Mary Wells: The Tumultuous Life of Motown’s First Superstar
Benjaminson writes somewhere in this book that “everybody” knows the words to My Guy (1964), and it would be hard to gainsay this—although I would hedge my bets if we were to include those among us under twenty. Thirty? That said, let’s agree that many, many people could in fact sing the song the whole way through, and even as I write, I would not be surprised to learn that somebody somewhere is soloing “Nothing you could do, ‘cause I’m stuck like glue . . . in the shower this very moment. The song was released in 1964 on Berry Gordy’s iconic Motown label, and, in this case, this overused adjective is justified. Mary Esther Wells’ (1943–1992) artistry and popularity helped very much to bankroll the young, struggling company. You have heard her story several times over: Superstar leaves her/his homey, nurturing record label to find she had signed self-damaging, company-friendly contracts, and after years of false starts with dead-end recording contracts from other labels, plays the oldies circuits and the grueling motel rounds because she had signed away, in the flush of excitement, ignorance and youth, royalties and other monetary dispersions. You have read about multiple lovers, spouses and affairs, the drug and alcohol situations, the various lawsuits, the ongoing love of loyal fans, the loyalties and disloyalties of managers and handlers, family and friends. Health problems, benefit concerts, funerals that are mini-concerts in their own right, and belated awards and eulogies from all over. The story of Mary Wells is quintessential.

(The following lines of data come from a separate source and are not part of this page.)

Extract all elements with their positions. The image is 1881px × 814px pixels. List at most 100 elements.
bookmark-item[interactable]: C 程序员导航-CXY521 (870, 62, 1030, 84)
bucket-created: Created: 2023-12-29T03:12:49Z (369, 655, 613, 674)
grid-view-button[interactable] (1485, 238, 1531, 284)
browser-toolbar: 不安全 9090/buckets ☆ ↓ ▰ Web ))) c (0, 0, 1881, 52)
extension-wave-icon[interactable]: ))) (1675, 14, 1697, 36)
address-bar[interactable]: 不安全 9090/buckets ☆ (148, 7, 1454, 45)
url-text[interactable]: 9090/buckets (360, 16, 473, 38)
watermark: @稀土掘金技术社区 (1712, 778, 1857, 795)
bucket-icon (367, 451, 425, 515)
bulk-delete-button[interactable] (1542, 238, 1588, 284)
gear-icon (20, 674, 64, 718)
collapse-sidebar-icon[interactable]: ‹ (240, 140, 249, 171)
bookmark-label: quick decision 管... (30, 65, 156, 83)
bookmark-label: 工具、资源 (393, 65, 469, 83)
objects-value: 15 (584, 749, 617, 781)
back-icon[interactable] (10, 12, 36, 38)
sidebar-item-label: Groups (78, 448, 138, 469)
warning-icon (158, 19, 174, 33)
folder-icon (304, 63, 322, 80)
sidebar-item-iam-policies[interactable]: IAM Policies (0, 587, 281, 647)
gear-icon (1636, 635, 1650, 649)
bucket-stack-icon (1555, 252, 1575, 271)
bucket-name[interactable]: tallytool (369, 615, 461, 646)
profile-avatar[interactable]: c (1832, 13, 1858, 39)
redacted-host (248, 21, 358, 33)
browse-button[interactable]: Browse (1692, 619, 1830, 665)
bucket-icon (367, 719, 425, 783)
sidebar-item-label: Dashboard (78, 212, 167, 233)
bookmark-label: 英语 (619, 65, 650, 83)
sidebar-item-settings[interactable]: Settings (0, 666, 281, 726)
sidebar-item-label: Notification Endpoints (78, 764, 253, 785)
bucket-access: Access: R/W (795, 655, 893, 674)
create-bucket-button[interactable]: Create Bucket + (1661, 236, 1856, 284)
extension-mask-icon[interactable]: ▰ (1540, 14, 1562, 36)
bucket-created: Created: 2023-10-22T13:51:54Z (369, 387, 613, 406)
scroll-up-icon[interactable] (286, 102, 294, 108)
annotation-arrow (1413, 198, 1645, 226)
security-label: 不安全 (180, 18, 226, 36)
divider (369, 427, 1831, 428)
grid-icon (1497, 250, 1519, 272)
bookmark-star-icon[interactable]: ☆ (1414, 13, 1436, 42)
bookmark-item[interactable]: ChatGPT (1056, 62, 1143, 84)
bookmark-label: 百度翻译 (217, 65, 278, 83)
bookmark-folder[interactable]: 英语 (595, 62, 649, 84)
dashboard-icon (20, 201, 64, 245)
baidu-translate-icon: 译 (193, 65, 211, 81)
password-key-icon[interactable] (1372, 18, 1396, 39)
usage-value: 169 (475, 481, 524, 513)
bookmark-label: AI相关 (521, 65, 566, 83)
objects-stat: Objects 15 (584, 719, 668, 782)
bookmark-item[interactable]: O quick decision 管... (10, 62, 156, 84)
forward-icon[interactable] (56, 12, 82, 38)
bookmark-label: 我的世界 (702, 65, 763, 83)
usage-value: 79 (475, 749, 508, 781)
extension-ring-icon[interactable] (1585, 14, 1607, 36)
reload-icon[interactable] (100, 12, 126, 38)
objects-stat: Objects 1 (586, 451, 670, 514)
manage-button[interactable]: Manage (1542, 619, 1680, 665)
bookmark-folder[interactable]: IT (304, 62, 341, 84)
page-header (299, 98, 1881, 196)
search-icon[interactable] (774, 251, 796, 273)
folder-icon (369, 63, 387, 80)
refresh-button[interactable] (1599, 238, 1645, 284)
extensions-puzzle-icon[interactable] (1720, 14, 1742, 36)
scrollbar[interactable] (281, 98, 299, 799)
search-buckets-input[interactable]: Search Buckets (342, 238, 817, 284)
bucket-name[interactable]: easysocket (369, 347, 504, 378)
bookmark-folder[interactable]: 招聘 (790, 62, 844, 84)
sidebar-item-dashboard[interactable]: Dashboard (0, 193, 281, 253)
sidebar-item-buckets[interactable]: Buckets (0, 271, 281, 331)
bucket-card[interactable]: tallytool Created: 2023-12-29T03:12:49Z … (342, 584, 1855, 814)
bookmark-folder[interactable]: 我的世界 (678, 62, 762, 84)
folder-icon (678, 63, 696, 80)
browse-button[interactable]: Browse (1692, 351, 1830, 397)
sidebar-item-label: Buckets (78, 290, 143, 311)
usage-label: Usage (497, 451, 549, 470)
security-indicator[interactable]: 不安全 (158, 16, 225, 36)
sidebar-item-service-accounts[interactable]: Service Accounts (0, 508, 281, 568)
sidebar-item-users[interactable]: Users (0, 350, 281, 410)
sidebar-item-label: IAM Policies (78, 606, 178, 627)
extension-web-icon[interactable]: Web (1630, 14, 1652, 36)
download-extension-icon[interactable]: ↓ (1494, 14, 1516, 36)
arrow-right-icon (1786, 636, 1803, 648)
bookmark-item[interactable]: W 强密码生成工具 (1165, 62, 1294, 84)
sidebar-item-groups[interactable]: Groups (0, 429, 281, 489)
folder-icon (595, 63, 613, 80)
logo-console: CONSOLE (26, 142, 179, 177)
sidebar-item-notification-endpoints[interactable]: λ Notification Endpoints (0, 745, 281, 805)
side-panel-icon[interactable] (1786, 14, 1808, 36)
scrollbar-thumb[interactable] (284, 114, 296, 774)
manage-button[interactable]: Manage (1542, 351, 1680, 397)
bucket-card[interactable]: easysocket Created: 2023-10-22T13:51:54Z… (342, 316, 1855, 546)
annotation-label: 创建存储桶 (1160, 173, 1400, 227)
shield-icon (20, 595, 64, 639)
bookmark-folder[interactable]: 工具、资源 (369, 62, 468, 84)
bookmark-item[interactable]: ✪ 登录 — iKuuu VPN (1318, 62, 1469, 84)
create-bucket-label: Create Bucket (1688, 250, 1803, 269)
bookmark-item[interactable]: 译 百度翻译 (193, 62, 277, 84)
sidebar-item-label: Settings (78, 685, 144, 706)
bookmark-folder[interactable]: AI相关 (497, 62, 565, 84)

Wells was one who could never, despite years of countless concerts performed before countless adoring fans, rise anywhere near the level of her initial Motown success, the start of which was formidable. She underwent continuous financial setbacks. Using many interviews with family, friends and business associates, reliance on other music biographers, and the grunt work of in-depth research, Benjaminson, a long-time practitioner and teacher of journalism with a number of books to his name including the first-ever US book about the Motown Record Company (1979), has created a journeyman’s biography. Importantly, the book introduces into the record previously unreleased and unpublicized deathbed interviews with Wells. His prose is adequate and his ability to relate a story is proficient. The b/w photographs are welcome. Wells is a fast read, and the book’s star by turns comes off as wholesome, compassionate, unbalanced, hard to live with, easy to live with, happy, depressed—but always talented, nearly always devoted to her art. Considering all of the circumstances of her life, she appears as a good and loving mother. There were times, we learn, that Wells would take her baby Sugar with her while performing, sometimes walking out on stage with Sugar on her hip. We learn that although there was never a full-blown addiction, Wells dabbled in heroin, liked a methadone high and had the usual bouts with cocaine and booze; and we feel some regret at this as Wells’ persona always suggested one of innocence laced with a certain ingeniousness. We learn of her fight with throat cancer, and although Benjaminson has shied away from the practice, he could not resist titling the chapter describing Wells’ last stages of her illness, her death and funeral “You Beat Me to the Punch.”
The book ends with an epilogue describing posthumous awards and synopsizes the lives of those involved in Wells’ business and personal affairs. There is a US and UK discography, a list of unreleased tracks, a list of TV and film appearances, a record of a 1991 lawsuit, Mary Wells v. Motown Record Company, a decent bibliography and index. If you are a popular music fan in general or a Motown fan in particular, Benjaminson’s story is worth your time. If you are a longtime admirer of Mary Wells, perhaps singing her classics as you bathe, you will not want to let this book go by.